The letters written to Sugar over the course of this book come from people of all ages, backgrounds, religious beliefs, and the like—people who are lost, confused, lonely, desperate, and scared, looking for someone to give them answers. Sugar isn’t some all-knowing fortune teller with a crystal ball who can see into your future, and she doesn’t claim to be; she is a real human being like you or I who has also been lost, confused, lonely, desperate, and scared. That is what makes her advice so good. That is why thousands of people write to her—because even if she hasn’t been in their particular situation, she makes them feel understood by bringing up her own experiences and never saying that they are wrong for feeling what they do. And feeling understood feels really, really good, especially when you are going through tough situations that make you feel alone, as many of these people were. Even though I can’t say I have experienced half of the exact things that the people who wrote to her were going through, I can say that I have experienced the same emotions, which made the stories feel relatable regardless.
This was eye-opening and, at times, a heavy and emotional read. I really cannot recommend it enough, and I will be giving it a reread in the future for sure.
What would you tell your twentysomething self if you could talk to her now?

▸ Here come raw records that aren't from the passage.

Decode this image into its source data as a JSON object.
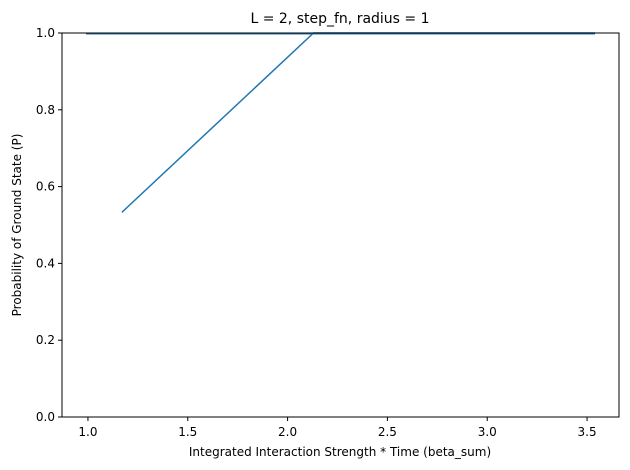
{
  "chart_data": {
    "type": "line",
    "title": "L = 2, step_fn, radius = 1",
    "xlabel": "Integrated Interaction Strength * Time (beta_sum)",
    "ylabel": "Probability of Ground State (P)",
    "xlim": [
      0.87,
      3.66
    ],
    "ylim": [
      0.0,
      1.0
    ],
    "xticks": [
      "1.0",
      "1.5",
      "2.0",
      "2.5",
      "3.0",
      "3.5"
    ],
    "yticks": [
      "0.0",
      "0.2",
      "0.4",
      "0.6",
      "0.8",
      "1.0"
    ],
    "grid": false,
    "legend": "none",
    "series": [
      {
        "color": "#1f77b4",
        "x": [
          1.17,
          2.13,
          3.54
        ],
        "y": [
          0.533,
          1.0,
          1.0
        ]
      },
      {
        "color": "#1f77b4",
        "x": [
          0.99,
          3.54
        ],
        "y": [
          0.998,
          0.998
        ]
      }
    ]
  }
}
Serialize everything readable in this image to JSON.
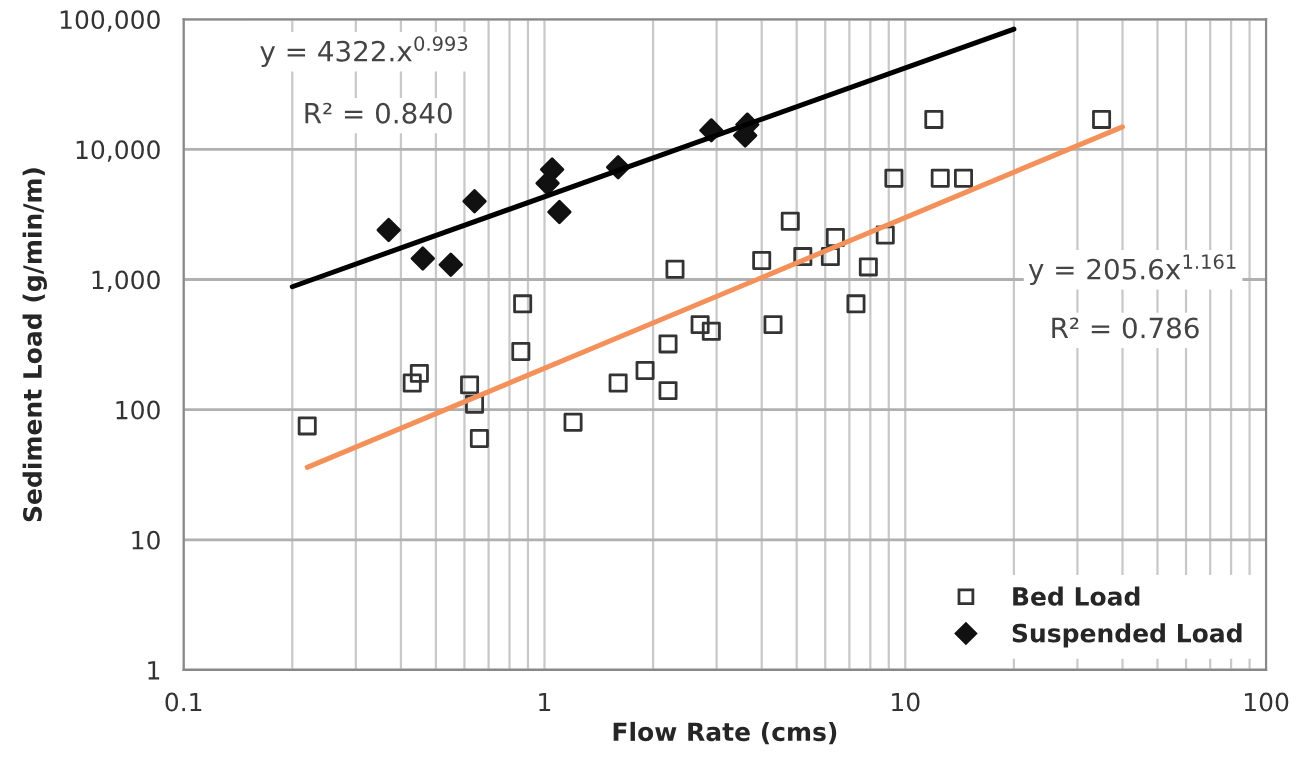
{
  "chart_data": {
    "type": "scatter",
    "xlabel": "Flow Rate (cms)",
    "ylabel": "Sediment Load (g/min/m)",
    "log": "xy",
    "grid": true,
    "legend": "bottom right",
    "xlim": [
      0.1,
      100
    ],
    "xticks": [
      0.1,
      1,
      10,
      100
    ],
    "ylim": [
      1,
      100000
    ],
    "yticks": [
      1,
      10,
      100,
      {
        "value": 1000,
        "label": "1,000"
      },
      {
        "value": 10000,
        "label": "10,000"
      },
      {
        "value": 100000,
        "label": "100,000"
      }
    ],
    "series": [
      {
        "name": "Bed Load",
        "marker": "square",
        "color": "#333333",
        "x": [
          0.22,
          0.43,
          0.45,
          0.62,
          0.64,
          0.66,
          0.86,
          0.87,
          1.2,
          1.6,
          1.9,
          2.2,
          2.2,
          2.3,
          2.7,
          2.9,
          4,
          4.3,
          4.8,
          5.2,
          6.2,
          6.4,
          7.3,
          7.9,
          8.8,
          9.3,
          12,
          12.5,
          14.5,
          35
        ],
        "values": [
          75,
          160,
          190,
          155,
          110,
          60,
          280,
          650,
          80,
          160,
          200,
          140,
          320,
          1200,
          450,
          400,
          1400,
          450,
          2800,
          1500,
          1500,
          2100,
          650,
          1250,
          2200,
          6000,
          17000,
          6000,
          6000,
          17000
        ]
      },
      {
        "name": "Suspended Load",
        "marker": "diamond",
        "color": "#111111",
        "x": [
          0.37,
          0.46,
          0.55,
          0.64,
          1.02,
          1.05,
          1.1,
          1.6,
          2.9,
          3.6,
          3.65
        ],
        "values": [
          2400,
          1450,
          1300,
          4000,
          5500,
          7000,
          3300,
          7300,
          14000,
          12800,
          15500
        ]
      },
      {
        "type": "line",
        "marker": "none",
        "color": "#000000",
        "x": [
          0.2,
          20
        ],
        "values": [
          880,
          84000
        ]
      },
      {
        "type": "line",
        "marker": "none",
        "color": "#f4915a",
        "x": [
          0.22,
          40
        ],
        "values": [
          36,
          14900
        ]
      }
    ],
    "annotations": [
      "y = 4322.x$^{0.993}$",
      "R² = 0.840",
      "y = 205.6x$^{1.161}$",
      "R² = 0.786"
    ]
  }
}
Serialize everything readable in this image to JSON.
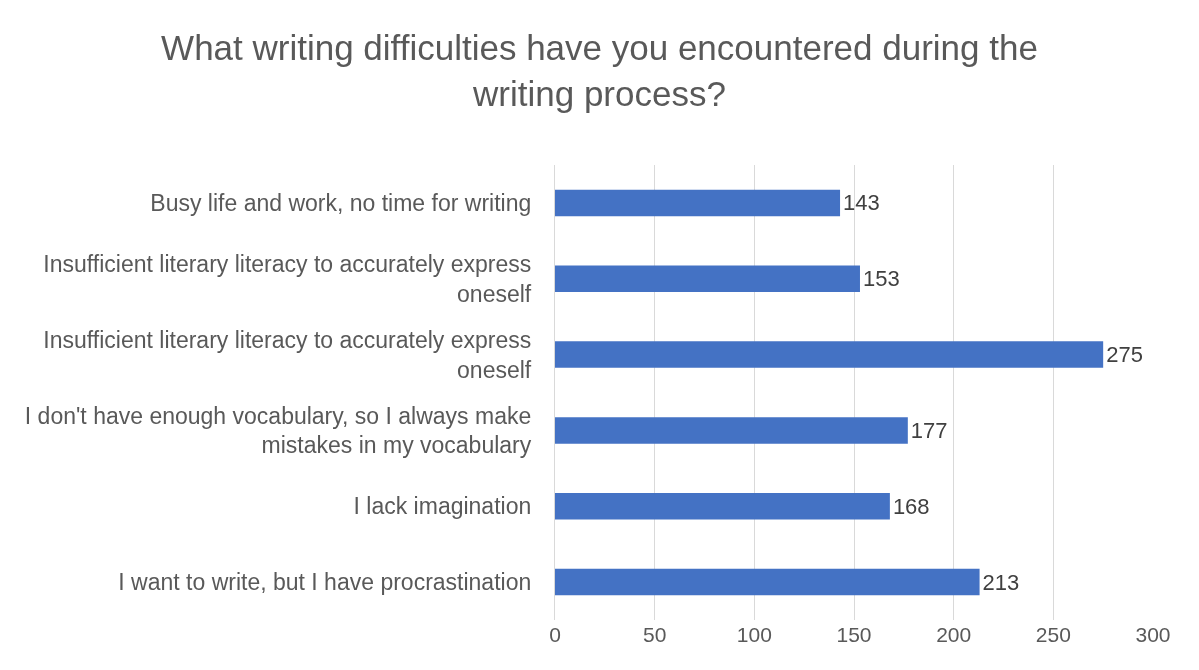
{
  "chart_data": {
    "type": "bar",
    "orientation": "horizontal",
    "title": "What writing difficulties have you encountered during the writing process?",
    "categories": [
      "Busy life and work, no time for writing",
      "Insufficient literary literacy to accurately express oneself",
      "Insufficient literary literacy to accurately express oneself",
      "I don't have enough vocabulary, so I always make mistakes in my vocabulary",
      "I lack imagination",
      "I want to write, but I have procrastination"
    ],
    "values": [
      143,
      153,
      275,
      177,
      168,
      213
    ],
    "color": "#4472c4",
    "xlim": [
      0,
      300
    ],
    "xticks": [
      0,
      50,
      100,
      150,
      200,
      250,
      300
    ],
    "grid": "x",
    "data_labels": true
  }
}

There are some things you can’t understand yet. Your life will be a great and continuous unfolding. You will come to know things that can only be known with the wisdom of age and the grace of years. The useless days will add up to something. The shitty waitressing jobs. The hours writing in your journal. The long meandering walks. The hours reading poetry and story collections and novels and dead people’s diaries and wondering about sex and God and whether you should shave under your arms or not. These things are your becoming.